Still, I think that Bonhoeffer’s counsel does speak to the question, “How is it that I begin my day with a deepened awareness of God-with-me?”
“The entire day receives order and discipline when it acquires unity. This unity must be sought and found in morning prayer. It is confirmed in work. The morning prayer determines the day. Squandered time of which we are ashamed, temptations to which we succumb, weaknesses and lack of courage in work, disorganization and lack of discipline in our thoughts and in our conversation with other men, all have their origin most often in the neglect of morning prayer.

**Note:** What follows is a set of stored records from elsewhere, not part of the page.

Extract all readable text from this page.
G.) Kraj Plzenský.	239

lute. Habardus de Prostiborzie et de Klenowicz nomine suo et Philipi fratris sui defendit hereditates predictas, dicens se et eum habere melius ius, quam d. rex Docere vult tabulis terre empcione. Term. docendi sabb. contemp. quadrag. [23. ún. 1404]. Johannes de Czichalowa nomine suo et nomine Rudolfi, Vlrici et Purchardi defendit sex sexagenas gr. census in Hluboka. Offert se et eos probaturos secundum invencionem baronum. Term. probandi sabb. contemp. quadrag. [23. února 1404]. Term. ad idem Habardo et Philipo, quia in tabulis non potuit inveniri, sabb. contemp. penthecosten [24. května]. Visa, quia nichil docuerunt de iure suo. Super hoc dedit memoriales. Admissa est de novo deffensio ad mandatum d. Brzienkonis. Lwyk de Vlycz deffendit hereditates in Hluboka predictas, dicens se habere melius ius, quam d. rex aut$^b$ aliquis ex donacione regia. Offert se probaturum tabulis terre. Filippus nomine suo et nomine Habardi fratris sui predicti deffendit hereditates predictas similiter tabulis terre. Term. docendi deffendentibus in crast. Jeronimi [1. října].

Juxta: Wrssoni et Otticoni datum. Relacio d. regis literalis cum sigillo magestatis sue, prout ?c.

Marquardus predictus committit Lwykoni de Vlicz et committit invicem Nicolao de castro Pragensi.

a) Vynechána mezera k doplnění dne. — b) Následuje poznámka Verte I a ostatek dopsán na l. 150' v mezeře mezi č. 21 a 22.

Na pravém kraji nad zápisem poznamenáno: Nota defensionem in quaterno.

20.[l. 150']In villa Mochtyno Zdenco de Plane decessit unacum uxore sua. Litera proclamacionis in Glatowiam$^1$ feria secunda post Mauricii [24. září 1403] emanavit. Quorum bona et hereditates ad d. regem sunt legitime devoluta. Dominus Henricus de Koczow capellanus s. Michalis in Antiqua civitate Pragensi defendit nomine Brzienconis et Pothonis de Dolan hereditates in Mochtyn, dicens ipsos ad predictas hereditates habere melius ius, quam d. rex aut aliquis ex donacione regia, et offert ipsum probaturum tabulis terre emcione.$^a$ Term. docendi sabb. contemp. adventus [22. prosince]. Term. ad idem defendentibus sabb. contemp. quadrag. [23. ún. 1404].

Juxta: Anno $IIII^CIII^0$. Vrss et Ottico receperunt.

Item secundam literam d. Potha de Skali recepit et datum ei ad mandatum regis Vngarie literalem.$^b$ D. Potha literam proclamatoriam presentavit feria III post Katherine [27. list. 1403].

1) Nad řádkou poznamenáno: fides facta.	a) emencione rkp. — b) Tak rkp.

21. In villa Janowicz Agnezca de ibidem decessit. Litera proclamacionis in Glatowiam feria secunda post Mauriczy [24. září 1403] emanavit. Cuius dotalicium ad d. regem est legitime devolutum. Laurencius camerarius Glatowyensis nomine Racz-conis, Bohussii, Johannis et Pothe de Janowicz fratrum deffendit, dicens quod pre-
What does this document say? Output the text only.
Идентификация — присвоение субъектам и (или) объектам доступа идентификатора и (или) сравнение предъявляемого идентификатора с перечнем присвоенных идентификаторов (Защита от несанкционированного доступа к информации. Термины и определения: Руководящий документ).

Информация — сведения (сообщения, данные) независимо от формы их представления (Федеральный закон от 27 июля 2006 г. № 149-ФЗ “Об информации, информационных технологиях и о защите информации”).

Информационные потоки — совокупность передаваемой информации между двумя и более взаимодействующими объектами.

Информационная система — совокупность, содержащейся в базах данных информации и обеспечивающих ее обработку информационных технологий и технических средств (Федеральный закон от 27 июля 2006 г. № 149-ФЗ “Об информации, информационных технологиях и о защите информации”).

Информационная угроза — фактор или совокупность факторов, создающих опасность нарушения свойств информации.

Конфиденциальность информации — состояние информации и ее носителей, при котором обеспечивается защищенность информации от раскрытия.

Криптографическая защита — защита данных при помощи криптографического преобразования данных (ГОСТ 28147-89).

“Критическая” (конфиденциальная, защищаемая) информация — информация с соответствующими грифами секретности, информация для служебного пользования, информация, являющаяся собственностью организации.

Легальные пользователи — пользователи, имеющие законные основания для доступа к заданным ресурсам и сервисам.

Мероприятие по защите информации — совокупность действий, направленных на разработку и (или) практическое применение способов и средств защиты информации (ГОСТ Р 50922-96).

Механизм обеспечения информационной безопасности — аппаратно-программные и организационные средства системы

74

Order and distribution of our time become more firm where they originate in prayer. Temptations which accompany the working day will be conquered on the basis of the morning breakthrough to God. Decisions, demanded by work, become easier and simpler where they are made not in the fear of men but only in the sight of God. ‘Whatever your task, work heartily, as serving the Lord and not men (Colossians 3:23). Even mechanical work is done in a more patient way if it arises from the recognition of God and his command. The powers to work take hold, therefore, at the place where we have prayed to God. He wants to give us today the power which we need for our work.” (Bonhoeffer, Dietrich. Psalms: The Prayer Book of the Bible. Minneapolis: Augsburg, 1970, p. 64-65).